The Constitution Bench had accepted that the Lieutenant Governor was to act on the aid and advice of the Council of Ministers in all his acts, except in respect of those functions where he/she was permitted to exercise his/her discretion. In addition, the bench had held that the executive power of the GNCTD was co-extensive with the legislative power and it extended over all the subjects except those mentioned in Entries 1, 2 and 18 and it also extended to all subjects in List III (Concurrent List). The controversy was over whether such executive power of the GNCTD excluded the power of the Centre. Justice Sikri interpreted the majority judgment to have held that such executive power of the Delhi government excluded the executive power of the Centre. 

However, he also noted that Justice Bhushan, in a separate judgment in the case before the Constitution Bench, had held that the executive power of the Centre was co-extensive with that of the Delhi government. However, Justice Bhushan joined Justice Sikri in the February 14 judgment in affirming this majority view in the Constitution Bench judgment. 

The Appeals

There were a total of nine appeals before the two-judge bench, arising from the judgment of the Delhi High Court on August 4, 2016, in the same matter. Seven out of nine were filed by the GNCTD, while the remaining two were filed by the Centre. Thus, the Sikri-Bhushan bench held that the Anti-Corruption Bureau police stations could not take cognisance of offences against officials of the Central government. This rationale behind the exclusion directly flowed from the unique position occupied by the NCTD as the nation’s capital and the seat of the Central government, the bench held. 

It also held that the GNCTD was not empowered to set up a Commission of Inquiry of its own, as the Commission of Inquiry Act was silent on the powers of a Union Territory to set one up. The expression “State government” occurring in Section 2(a) of the Commission of Inquiry Act could not mean the GNCTD, a Union Territory, the bench held. 

It clarified that the Lieutenant Governor has to act on the aid and advice of the Council of Ministers under the Delhi Electricity Reforms Act, which enables the Delhi government to issue directions to the Delhi Electricity Regulatory Commission on matters of policy involving the public interest. The expression “State government” under the Act, therefore, could not mean the Central government, as otherwise, there would be a conflict of jurisdiction in the NCTD insofar as the working of the Electricity Act/DER Act was concerned, the bench held. 

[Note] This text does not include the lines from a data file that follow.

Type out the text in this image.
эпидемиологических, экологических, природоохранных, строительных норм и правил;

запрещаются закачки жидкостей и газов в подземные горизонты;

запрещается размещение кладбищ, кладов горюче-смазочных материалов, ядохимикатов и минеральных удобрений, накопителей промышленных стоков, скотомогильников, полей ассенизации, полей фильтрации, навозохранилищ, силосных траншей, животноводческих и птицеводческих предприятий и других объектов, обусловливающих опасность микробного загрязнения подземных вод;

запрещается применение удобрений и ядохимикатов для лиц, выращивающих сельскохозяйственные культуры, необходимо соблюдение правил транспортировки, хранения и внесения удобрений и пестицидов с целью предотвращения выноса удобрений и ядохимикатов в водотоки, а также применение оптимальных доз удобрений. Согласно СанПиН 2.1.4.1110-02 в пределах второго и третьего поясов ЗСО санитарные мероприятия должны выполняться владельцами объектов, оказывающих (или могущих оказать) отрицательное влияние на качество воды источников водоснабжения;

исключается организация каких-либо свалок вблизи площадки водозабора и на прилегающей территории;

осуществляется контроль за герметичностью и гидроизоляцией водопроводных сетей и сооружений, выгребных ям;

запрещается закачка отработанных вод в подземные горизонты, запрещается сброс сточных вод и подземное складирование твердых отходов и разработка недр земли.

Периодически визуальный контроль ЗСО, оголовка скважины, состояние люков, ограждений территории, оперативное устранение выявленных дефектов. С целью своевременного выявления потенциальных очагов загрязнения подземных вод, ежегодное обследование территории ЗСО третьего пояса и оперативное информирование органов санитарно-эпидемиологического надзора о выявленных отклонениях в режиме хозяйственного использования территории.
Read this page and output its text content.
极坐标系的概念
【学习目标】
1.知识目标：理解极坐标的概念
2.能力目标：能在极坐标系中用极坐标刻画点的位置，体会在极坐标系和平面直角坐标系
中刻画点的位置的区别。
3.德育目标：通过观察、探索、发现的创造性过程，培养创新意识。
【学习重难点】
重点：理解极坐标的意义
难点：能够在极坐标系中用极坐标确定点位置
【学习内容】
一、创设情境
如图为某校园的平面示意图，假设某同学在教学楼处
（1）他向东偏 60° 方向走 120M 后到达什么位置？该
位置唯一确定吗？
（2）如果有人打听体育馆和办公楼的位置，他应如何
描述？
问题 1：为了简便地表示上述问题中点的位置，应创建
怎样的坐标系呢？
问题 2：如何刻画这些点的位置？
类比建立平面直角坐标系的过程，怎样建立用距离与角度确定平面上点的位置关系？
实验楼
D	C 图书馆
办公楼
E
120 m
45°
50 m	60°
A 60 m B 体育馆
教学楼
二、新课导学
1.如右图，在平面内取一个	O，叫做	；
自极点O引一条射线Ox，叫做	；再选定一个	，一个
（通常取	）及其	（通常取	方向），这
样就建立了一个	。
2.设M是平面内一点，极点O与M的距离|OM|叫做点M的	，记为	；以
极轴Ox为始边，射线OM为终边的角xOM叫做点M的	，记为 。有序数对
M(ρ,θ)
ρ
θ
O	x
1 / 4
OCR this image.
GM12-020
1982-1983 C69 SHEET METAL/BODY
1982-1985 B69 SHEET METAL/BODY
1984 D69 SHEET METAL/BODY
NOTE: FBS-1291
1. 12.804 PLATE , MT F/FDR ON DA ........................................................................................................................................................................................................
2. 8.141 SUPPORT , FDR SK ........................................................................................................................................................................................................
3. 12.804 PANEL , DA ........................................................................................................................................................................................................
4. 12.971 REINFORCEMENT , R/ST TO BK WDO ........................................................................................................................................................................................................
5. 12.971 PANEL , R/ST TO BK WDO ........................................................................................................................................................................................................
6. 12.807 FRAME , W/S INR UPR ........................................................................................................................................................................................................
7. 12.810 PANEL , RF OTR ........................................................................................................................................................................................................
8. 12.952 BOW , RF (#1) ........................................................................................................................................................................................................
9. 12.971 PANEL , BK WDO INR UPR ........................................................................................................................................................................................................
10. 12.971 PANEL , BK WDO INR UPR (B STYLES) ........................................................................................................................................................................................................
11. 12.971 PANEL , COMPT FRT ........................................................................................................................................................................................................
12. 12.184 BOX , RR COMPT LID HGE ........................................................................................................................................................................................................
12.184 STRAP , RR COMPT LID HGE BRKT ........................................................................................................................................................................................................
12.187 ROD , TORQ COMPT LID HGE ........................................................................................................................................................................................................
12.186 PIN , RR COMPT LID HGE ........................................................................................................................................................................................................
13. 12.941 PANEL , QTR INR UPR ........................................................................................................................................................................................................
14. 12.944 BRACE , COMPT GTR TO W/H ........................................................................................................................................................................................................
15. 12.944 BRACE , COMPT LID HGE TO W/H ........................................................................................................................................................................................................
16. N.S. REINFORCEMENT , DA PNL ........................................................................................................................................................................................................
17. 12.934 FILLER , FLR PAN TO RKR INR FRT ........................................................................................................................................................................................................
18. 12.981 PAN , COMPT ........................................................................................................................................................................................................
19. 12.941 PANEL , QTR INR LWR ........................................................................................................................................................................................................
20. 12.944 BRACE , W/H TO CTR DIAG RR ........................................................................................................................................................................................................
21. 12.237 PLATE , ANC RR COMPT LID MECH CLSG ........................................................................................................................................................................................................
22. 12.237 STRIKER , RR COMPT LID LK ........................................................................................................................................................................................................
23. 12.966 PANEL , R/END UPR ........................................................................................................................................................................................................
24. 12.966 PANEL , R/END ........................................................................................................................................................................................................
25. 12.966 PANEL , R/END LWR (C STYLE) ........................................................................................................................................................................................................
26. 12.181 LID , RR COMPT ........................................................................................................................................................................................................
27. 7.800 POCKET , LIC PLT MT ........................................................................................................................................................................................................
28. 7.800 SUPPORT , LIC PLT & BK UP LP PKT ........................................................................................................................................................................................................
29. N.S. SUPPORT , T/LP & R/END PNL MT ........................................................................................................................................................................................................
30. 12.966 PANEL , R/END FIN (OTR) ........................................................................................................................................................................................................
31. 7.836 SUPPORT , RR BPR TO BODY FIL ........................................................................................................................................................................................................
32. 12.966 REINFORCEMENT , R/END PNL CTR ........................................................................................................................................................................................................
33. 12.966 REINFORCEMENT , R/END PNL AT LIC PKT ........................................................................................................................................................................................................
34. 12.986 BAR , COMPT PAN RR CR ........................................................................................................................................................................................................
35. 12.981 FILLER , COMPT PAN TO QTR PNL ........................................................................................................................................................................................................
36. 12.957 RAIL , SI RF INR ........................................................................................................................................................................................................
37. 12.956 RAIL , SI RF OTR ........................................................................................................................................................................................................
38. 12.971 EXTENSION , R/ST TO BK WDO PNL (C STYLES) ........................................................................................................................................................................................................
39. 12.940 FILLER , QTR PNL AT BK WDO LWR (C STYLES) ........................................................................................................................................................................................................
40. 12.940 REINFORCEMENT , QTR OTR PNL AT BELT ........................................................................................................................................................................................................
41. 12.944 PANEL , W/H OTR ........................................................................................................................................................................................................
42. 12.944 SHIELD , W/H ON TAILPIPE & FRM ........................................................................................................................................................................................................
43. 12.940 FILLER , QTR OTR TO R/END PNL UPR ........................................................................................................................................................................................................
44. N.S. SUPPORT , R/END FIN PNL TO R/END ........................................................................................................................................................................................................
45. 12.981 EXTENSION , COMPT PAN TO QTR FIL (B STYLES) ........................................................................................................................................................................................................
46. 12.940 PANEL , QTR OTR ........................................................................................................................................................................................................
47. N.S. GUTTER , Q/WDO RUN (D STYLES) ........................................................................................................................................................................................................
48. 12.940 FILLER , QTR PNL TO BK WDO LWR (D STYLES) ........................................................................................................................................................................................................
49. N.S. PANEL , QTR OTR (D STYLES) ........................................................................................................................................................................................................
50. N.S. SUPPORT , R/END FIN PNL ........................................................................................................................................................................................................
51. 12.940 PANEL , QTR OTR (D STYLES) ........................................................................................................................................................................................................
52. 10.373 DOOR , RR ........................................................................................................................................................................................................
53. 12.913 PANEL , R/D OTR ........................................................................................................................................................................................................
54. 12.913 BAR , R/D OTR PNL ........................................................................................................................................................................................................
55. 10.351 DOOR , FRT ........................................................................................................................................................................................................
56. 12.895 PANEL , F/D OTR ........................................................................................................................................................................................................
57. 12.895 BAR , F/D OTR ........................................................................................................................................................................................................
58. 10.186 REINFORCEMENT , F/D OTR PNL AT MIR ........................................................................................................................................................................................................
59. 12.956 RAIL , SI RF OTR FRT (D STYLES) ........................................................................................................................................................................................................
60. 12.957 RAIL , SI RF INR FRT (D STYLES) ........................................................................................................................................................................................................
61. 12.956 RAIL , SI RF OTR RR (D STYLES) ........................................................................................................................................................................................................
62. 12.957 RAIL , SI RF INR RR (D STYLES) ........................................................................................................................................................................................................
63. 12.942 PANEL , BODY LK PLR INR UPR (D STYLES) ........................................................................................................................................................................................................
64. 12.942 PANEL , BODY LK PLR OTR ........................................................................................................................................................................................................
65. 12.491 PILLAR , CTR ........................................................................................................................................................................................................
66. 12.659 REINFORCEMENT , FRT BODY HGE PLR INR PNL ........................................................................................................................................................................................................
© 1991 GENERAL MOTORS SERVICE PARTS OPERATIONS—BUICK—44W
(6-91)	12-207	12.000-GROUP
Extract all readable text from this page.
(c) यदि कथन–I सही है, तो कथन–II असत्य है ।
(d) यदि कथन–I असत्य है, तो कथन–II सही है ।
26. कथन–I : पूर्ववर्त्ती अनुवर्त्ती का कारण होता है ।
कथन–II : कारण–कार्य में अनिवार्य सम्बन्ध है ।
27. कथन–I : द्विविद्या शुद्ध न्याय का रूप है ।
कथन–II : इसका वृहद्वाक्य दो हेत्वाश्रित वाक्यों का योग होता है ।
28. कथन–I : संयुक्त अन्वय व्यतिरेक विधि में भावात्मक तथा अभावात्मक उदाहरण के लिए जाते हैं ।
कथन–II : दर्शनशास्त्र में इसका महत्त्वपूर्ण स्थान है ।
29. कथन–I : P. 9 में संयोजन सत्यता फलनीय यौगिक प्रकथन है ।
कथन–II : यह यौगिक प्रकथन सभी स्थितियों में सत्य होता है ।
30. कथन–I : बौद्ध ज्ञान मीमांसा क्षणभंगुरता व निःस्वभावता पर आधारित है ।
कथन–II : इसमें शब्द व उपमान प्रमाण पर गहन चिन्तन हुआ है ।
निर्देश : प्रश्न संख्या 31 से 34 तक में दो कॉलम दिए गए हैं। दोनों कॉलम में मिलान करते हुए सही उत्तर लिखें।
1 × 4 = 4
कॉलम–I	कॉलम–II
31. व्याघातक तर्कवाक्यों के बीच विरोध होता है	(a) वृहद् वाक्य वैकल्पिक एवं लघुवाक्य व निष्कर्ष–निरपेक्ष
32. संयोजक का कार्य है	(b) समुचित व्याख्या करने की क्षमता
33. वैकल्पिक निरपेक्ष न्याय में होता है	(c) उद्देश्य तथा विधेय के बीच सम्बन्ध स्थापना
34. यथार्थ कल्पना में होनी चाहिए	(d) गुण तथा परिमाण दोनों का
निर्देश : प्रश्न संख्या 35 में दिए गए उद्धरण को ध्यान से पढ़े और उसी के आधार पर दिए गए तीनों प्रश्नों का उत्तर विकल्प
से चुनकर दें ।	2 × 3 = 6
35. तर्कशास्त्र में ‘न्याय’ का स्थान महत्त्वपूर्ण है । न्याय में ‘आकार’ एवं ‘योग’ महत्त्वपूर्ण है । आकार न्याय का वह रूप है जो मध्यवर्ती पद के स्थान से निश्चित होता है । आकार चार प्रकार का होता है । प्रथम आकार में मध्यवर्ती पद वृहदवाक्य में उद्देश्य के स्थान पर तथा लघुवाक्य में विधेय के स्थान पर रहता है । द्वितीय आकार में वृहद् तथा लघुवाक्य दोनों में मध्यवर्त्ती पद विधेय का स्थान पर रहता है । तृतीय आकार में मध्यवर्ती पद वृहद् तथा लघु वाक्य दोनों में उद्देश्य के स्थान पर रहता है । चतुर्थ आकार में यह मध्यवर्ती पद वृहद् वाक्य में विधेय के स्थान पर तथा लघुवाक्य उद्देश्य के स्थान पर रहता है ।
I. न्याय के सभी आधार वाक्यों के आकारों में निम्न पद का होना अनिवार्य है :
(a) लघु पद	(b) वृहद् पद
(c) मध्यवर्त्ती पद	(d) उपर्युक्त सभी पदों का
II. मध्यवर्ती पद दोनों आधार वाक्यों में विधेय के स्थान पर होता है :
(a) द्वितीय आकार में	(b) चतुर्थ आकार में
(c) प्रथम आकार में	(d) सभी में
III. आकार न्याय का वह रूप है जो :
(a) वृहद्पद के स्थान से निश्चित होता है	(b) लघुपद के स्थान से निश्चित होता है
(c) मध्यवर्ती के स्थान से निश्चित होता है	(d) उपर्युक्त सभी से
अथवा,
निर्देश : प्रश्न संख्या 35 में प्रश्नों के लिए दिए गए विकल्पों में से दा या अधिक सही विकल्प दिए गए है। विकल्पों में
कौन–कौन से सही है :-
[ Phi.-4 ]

The bench agreed with the Delhi High Court that the Delhi government’s revision of the rates of agricultural land (circle rates) was traceable to Entry 63 of List II and not to Entry 18 of List II. Circle rates, the bench said, were fixed for the purpose of payment of stamp duty. Therefore, they did not pertain to “land”, it clarified. 

The bench endorsed the Delhi High Court’s categorical view that the power to appoint a public prosecutor was relatable to Entries 1 and 2 of List III, and therefore the GNCTD had legislative competence and the Lieutenant Governor should act on the aid and advice of the Council of Ministers. 

The bench added that normally and generally, the Lieutenant Governor was expected to honour the wisdom of the Council of Ministers. He was also expected to clear the files expeditiously and was not supposed to sit over them unduly, it observed. Likewise, the executive was expected to give due deference to the unique nature of the role assigned to the Lieutenant Governor in the constitutional scheme, it opined. Observers wonder whether a larger bench of the Supreme Court would clarify the gaps in the February 14 judgment, before the tenure of the Aam Aadmi Party (AAP) government in Delhi was over, and help remove the uncertainty over the sharing of powers between two constitutional authorities in the interest of Delhi.